For his first major post-Harry Potter film outing, Daniel Radcliffe went for this adaptation of Susan Hill’s bestseller The Woman In Black, directed by James Watkins. An Edwardian ghost story, widowed father Arthur Kipps’ is tasked with closing up the account of Eel Marsh House, an isolated manor in the fens, but on his arrival he finds the locals unwilling to help, strange goings-on all around him and a haunted house to shake even the most resolute of sceptics.
Skewed angles nod back to Hitchcock, the psychological horror suggests more recent exponents like Amenábar and del Toro, James Watkins is clearly skilled in the art of making people jump but what really works successfully here is the genuine sense of creepiness that imbues much of the film. This is of course most effective in the earlier two-thirds of the film when we’re still hunting for explanations – the long wordless scenes and non-explicit moments of threats have a genuinely disturbing quality – and has there ever been a more unsettling collection of wind-up figures in the world, particularly that rabbit toy.
Once it becomes apparent what is going on, just who the Woman in Black is and what needs to happen, the film loses a little of its intensity, the rattling doorknobs suddenly not quite as scary as before – I mean how scary can a muddy boy be – but Watkins tightens up another couple of notches in the final section though I really wasn’t keen on Jane Goldman’s opaque amendment to the ending.
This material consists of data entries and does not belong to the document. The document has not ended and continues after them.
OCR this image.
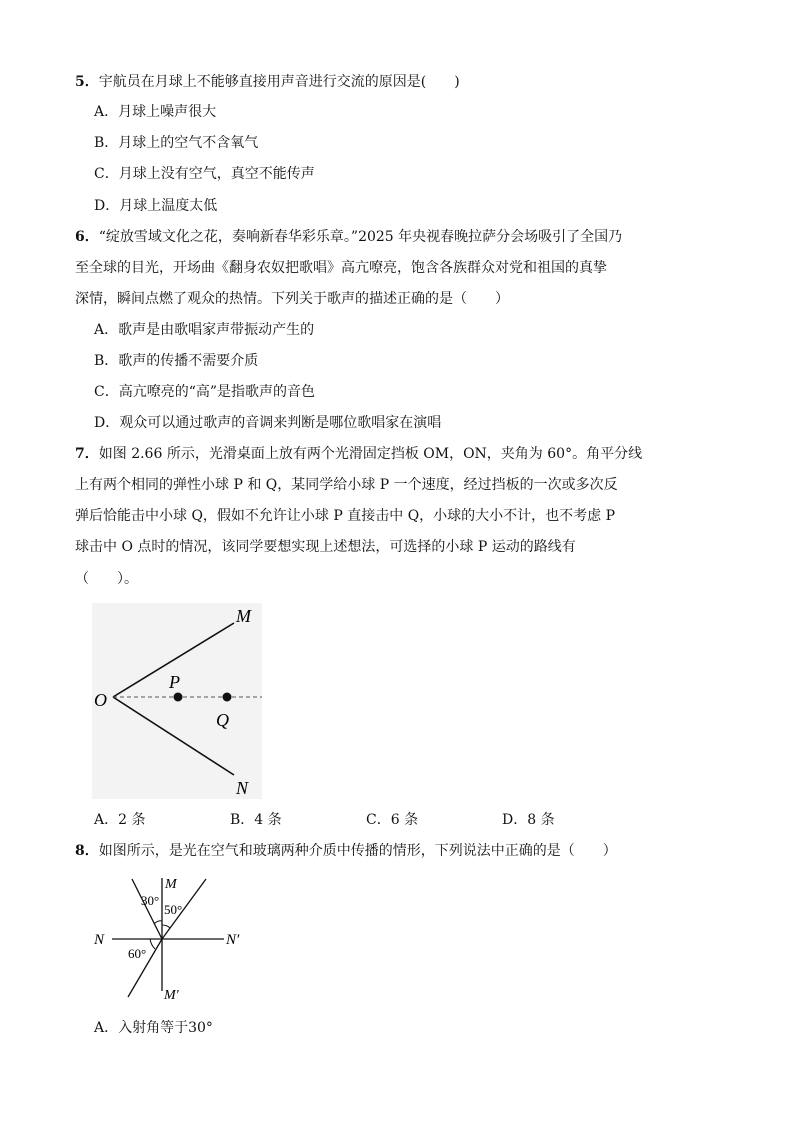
5．宇航员在月球上不能够直接用声音进行交流的原因是(　　)
A．月球上噪声很大
B．月球上的空气不含氧气
C．月球上没有空气，真空不能传声
D．月球上温度太低
6．“绽放雪域文化之花，奏响新春华彩乐章。”2025 年央视春晚拉萨分会场吸引了全国乃
至全球的目光，开场曲《翻身农奴把歌唱》高亢嘹亮，饱含各族群众对党和祖国的真挚
深情，瞬间点燃了观众的热情。下列关于歌声的描述正确的是（　　）
A．歌声是由歌唱家声带振动产生的
B．歌声的传播不需要介质
C．高亢嘹亮的“高”是指歌声的音色
D．观众可以通过歌声的音调来判断是哪位歌唱家在演唱
7．如图 2.66 所示，光滑桌面上放有两个光滑固定挡板 OM，ON，夹角为 60°。角平分线
上有两个相同的弹性小球 P 和 Q，某同学给小球 P 一个速度，经过挡板的一次或多次反
弹后恰能击中小球 Q，假如不允许让小球 P 直接击中 Q，小球的大小不计，也不考虑 P
球击中 O 点时的情况，该同学要想实现上述想法，可选择的小球 P 运动的路线有
（　　）。
O
M
N
P
Q
A．2 条	B．4 条	C．6 条	D．8 条
8．如图所示，是光在空气和玻璃两种介质中传播的情形，下列说法中正确的是（　　）
N	N′
M
M′
30°
50°
60°
A．入射角等于30°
I’m not entirely convinced that Radcliffe comes out of this in the best light, something of a blank canvas in the end who could probably have done with evincing just a tad more of a reaction at times, building layers of subtlety that are currently out of his reach. But there’s great work from Ciarán Hinds and a disturbed Janet McTeer as the kindest of the locals, Roger Allam pops up briefly as Kipps’ boss and it is never not a good day when Jessica Raine is on screen, here as a nanny who might need a quick refresher on looking after kids in dangerous places. Plus you won’t have seen Liz White looking quite like this before. So a mostly effective treatment of the story and probably not one to watch on one’s own on a dark night.